On 2 February 2012 21:15, dsimcha <dsimcha@yahoo.com> wrote:
On Thursday, 2 February 2012 at 18:06:24 UTC, Manu wrote:
On 2 February 2012 17:40, dsimcha <dsimcha@yahoo.com> wrote:

On Thursday, 2 February 2012 at 04:38:49 UTC, Robert Jacques wrote:

An XML parser would probably want some kind of stack segment growth
schedule, which, IIRC isn't supported by RegionAllocator.


at least assuming we're targeting PCs and not embedded devices.


I don't know about the implications of your decision, but comment makes me
feel uneasy.

I don't know how you can possibly make that assumption? Have you looked
around at the devices people actually use these days?
PC's are an endangered and dying species... I couldn't imagine a worse
assumption if it influences the application of D on different systems.

I'm not saying that embedded isn't important.  It's just that for low level stuff like memory management it requires a completely different mindset.  RegionAllocator is meant to be fast and simple at the expense of space efficiency.  In embedded you'd probably want completely different tradeoffs.  Depending on how deeply embedded, space efficiency might be the most important thing.  I don't know exactly what tradeoffs you'd want, though, since I don't do embedded development.  My guess is that you'd want something completely different, not RegionAllocator plus a few tweaks that would complicate it for PC use.  Therefore, I designed RegionAllocator for PCs with no consideration for embedded environments.

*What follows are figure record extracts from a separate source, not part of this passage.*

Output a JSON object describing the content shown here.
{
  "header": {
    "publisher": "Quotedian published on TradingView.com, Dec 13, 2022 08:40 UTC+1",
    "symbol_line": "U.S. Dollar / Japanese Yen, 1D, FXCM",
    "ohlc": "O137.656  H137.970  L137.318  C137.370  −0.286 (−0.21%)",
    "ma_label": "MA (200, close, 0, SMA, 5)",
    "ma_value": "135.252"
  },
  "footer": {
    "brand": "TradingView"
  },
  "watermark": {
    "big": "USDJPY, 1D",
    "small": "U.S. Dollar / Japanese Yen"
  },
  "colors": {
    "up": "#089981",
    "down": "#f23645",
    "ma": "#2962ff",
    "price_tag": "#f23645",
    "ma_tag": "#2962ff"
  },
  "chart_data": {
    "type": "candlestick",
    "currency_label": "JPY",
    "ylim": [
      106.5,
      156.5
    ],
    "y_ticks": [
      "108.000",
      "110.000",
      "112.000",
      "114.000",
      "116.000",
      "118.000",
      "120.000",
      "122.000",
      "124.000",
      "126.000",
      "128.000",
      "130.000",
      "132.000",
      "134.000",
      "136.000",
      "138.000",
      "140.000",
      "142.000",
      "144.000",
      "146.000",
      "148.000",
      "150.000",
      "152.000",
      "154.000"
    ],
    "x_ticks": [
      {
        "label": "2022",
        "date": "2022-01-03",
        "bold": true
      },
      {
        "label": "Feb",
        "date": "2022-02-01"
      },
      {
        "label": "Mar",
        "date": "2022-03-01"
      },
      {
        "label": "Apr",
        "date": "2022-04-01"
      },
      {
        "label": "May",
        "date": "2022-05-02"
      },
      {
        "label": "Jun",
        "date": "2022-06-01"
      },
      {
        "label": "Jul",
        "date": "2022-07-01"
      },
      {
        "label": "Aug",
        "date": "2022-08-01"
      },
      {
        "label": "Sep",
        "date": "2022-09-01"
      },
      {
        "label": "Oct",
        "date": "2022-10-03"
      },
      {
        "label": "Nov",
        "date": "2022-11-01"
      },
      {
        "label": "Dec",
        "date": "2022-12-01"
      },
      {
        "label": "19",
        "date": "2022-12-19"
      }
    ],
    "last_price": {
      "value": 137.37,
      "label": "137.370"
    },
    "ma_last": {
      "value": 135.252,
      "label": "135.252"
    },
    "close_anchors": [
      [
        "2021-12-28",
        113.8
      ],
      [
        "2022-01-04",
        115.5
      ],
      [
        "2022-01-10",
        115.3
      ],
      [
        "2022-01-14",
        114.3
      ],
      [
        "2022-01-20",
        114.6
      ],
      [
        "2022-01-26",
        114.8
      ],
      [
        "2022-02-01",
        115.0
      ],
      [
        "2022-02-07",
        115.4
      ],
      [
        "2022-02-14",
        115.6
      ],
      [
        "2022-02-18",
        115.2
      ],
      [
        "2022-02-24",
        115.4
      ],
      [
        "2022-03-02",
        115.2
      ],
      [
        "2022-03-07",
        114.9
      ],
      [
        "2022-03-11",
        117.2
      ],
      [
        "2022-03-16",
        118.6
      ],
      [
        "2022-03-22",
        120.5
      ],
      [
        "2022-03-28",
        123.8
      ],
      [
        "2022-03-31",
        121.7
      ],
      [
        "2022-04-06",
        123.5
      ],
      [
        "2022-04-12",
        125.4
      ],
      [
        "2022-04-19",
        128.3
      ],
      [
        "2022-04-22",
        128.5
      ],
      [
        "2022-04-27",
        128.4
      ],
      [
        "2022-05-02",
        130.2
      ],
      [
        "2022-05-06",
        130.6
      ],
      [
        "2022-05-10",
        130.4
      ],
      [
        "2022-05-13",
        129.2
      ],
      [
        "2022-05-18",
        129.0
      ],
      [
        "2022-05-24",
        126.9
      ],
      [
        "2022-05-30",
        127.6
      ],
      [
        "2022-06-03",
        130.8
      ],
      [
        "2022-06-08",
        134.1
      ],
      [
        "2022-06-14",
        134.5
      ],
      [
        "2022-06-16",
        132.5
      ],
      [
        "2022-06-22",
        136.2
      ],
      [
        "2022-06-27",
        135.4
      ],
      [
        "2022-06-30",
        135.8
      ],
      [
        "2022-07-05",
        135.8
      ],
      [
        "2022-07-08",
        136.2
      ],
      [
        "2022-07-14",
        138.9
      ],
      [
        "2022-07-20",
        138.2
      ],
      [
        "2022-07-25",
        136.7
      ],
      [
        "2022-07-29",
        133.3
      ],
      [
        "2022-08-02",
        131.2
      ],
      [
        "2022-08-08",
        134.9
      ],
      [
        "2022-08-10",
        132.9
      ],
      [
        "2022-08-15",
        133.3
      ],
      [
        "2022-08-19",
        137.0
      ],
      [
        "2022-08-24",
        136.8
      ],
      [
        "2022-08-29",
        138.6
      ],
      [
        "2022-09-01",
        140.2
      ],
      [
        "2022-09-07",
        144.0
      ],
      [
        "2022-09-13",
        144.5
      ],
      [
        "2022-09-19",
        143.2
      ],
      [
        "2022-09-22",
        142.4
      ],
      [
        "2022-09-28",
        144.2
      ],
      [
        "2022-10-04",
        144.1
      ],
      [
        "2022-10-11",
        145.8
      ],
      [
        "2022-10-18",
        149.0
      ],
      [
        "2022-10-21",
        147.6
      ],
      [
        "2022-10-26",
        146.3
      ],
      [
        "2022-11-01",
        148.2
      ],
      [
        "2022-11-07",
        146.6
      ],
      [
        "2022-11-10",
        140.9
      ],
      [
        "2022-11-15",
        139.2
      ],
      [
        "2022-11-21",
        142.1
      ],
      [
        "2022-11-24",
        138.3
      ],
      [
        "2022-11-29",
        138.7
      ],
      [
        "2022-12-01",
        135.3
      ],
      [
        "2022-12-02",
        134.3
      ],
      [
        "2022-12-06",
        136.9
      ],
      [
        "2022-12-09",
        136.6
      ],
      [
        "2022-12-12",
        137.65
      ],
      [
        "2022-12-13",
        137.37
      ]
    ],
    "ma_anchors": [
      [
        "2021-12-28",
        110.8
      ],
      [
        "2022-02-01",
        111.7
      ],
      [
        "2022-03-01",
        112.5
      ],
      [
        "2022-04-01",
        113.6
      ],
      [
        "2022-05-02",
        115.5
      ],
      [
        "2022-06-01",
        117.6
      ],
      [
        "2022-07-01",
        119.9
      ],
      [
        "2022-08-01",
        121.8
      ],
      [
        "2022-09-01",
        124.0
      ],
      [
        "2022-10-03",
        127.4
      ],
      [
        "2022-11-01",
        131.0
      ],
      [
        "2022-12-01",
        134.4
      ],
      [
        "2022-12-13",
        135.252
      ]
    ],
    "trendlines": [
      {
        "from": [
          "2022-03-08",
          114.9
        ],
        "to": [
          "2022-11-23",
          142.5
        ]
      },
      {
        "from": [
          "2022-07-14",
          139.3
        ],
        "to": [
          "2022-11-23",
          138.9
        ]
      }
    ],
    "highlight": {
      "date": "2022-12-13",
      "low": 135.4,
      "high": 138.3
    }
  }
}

Okay, this reasoning seems sound to me. I wonder though, is it easy/possible/compatible to plug a new back end in for embedded systems? It should definitely conserve memory at all costs, but above all, it needs to be fast.
Short term embedded platforms will surely have some lenience with memory size, but demand high performance.

What sort of overheads are we talking about for these allocators? I wonder what the minimum footprint of a D app would be, ie. exe size + minimum memory allocation for the runtime/etc?